16.9.20

Pode-se escolher entre ser e parecer? Não



«Mesmo que seja um reconhecimento de fragilidade, não há como rejeitar que a política é uma aparência. Antes que me atirem uma pedra, deixem-me reforçar: é uma aparência e tem que ser assim mesmo (é também mais do que isso, mas já lá vou). Votamos em quem identificamos, a cujo percurso, debates, discursos, e arroubos assistimos e até, nalguns casos, sobre quem lemos questionários de Proust e trivialidades avulsas. Olhamos para os partidos e para as instituições como velhos vizinhos, cujas ideias, propostas e até manias adivinhamos e medimos pelo que nos parecem. O sistema democrático, que é este que nos organiza, coloca a maioria da população no lugar do espectador e, por isso, a aparência conta, como é que não havia de contar? Se não vemos, não sabemos; se não reconhecemos, não conhecemos.

Assim sendo, a aparência tem regras e consequências, que não devem ser cruzadas. É o caso do futebol. Um dirigente partidário ou um governante não deve fazer parte de uma direção de clube ou de uma disputa eleitoral num clube, não só por estar a emprestar a sua figura pública a uma fronteira que deve ser reservada (ou, mais frequentemente, a aproveitar-se dela), como por estar a incentivar com essa transgressão uma proximidade sempre suspeita. Repare que o mesmo se deve aplicar a uma igreja. Um político pode ter preferência clubística ou religiosa, é o seu direito inquestionável, mas se tem o mandato da representação geral, não pode submetê-lo a um particularismo que pareça um favor. É bom dizer que, em vários casos, se trata aliás de um frio calculismo (já assisti a um debate de televisão entre dois adeptos de clubes diferentes, ambos deputados do CDS; ou atente-se como Ventura abusou do seu clube para se promover), noutros será puro deslumbramento e paixão. Não deixa de ser sempre errado: parece, mas parece mal.

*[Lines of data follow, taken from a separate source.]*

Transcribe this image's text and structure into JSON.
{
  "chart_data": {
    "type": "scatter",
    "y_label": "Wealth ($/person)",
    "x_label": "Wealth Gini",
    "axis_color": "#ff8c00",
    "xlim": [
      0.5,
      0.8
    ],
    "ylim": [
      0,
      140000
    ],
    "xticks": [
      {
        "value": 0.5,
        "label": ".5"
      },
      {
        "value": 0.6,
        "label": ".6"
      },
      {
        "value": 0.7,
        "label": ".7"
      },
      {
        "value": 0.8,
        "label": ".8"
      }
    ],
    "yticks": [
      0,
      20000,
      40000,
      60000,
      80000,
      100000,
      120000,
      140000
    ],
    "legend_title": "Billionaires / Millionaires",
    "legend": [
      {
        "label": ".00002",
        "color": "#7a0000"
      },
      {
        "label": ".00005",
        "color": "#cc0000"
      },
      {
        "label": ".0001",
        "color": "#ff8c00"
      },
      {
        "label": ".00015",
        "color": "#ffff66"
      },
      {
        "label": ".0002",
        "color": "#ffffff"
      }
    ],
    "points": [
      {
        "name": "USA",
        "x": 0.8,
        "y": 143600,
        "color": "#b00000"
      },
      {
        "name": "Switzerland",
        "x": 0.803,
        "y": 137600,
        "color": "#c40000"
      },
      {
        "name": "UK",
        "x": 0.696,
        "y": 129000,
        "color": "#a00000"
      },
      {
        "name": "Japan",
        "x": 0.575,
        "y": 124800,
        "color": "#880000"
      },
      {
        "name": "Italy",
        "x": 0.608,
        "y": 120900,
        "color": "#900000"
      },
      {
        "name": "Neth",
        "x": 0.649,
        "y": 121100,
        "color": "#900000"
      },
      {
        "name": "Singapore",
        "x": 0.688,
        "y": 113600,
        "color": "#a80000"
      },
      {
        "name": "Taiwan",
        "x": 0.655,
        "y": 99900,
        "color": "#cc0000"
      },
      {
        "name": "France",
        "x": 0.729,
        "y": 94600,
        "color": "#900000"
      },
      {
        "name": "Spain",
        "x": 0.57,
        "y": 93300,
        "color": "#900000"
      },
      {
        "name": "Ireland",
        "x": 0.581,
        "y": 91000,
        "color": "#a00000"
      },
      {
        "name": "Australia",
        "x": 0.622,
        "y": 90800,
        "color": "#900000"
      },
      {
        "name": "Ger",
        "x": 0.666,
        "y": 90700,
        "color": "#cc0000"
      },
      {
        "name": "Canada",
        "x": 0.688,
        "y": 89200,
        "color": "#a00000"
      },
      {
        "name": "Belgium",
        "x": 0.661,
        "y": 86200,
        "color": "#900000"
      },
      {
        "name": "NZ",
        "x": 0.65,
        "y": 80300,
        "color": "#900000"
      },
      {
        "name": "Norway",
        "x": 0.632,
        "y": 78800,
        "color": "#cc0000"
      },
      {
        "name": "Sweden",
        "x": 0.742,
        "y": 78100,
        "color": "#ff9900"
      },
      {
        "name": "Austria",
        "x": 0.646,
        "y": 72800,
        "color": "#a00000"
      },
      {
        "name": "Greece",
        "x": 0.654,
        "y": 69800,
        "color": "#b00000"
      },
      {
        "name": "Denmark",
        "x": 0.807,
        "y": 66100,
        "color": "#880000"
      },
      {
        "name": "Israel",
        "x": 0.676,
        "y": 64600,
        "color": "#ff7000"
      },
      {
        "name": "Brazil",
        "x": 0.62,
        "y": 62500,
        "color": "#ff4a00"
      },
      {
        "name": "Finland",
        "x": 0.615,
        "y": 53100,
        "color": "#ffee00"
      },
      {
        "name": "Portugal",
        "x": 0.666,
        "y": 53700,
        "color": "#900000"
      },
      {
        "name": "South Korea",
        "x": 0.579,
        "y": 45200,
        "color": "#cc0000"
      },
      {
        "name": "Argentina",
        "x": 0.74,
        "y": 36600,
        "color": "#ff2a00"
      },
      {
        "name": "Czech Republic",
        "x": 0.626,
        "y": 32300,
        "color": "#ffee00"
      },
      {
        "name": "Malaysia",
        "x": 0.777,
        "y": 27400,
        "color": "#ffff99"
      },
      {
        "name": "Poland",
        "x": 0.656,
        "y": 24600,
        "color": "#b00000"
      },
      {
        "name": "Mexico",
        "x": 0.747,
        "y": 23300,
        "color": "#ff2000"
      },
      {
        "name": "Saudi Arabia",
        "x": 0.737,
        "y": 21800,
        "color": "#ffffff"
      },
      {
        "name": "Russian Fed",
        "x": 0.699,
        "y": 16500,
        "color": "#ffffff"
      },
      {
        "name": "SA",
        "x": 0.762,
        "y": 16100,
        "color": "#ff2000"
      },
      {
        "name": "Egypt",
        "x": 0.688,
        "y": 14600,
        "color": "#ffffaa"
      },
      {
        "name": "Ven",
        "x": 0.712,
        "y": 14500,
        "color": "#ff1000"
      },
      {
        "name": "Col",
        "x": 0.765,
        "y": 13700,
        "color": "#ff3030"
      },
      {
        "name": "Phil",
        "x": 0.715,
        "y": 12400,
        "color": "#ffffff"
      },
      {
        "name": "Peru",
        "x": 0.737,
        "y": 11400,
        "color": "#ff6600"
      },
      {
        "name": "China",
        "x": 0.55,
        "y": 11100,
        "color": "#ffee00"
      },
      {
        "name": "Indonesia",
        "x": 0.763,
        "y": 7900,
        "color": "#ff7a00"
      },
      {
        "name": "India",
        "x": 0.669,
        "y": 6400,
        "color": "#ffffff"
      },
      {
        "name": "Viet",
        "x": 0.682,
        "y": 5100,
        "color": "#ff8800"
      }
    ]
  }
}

Dir-se-á que isso tem sido banalizado e é verdade. A lista de passados jantares partidários em clubes de futebol em campanha eleitoral é cruel. A tolerância em relação a evocações religiosas por candidaturas políticas tem sido promíscua. Há por isso alguma ingenuidade quando o presidente da Câmara de Lisboa se espanta por só agora ser questionado por um apoio a Vieira que se repete (mas só agora se sabe que as empresas de Vieira provocaram um rombo de 225 milhões e a procissão vai no adro), ou quando o primeiro-ministro se amofina com a invasão do seu território, que diz privado. A privacidade, cuja defesa é uma essência da democracia, incluindo a da preferência clubística ou religiosa ou outra qualquer, deixa de poder ser invocada quando se participa numa lista de apoios que foi definida para ser pública. E o problema é que eles são medidos em cada momento pela aparência, foi o contrato que aceitaram ao candidatarem-se a governar-nos.

Argumentar-se-á que o governante de aparência mais austera e distanciada dos clubes pode ser, na sombra, o que mais promove algum interesse obscuro. Ou seja, não parece mas é. Ora, esse argumento não solicita a dissolução da precaução a respeito das regras de comportamento que evitem a sobreposição entre o interesse geral e a sua instrumentalização para um clube de futebol. Pelo contrário, reforça-as. Se vários governos permitiram regras fiscais duvidosas, fecharam os olhos a contas suspeitas, permitiram a lavagem de dinheiro e outras tropelias no futebol, se câmaras municipais se acotovelaram para oferecer benesses, ou seja, se são, mesmo quando não o parecem, os casos exigem a mesma reprovação.

Assim, a política não pode parecer conivente com interesses clubísticos, ou outros. E também não o pode ser. Já agora, porque o futebol, ou qualquer desporto, vale por ser popular, por ser para toda a gente e, por isso, deveria ser território proibido para a ganância de dirigentes ou o aproveitamento de governantes. Não se pode escolher entre ser e parecer. Tem que se parecer o que se é e ser o que se parece.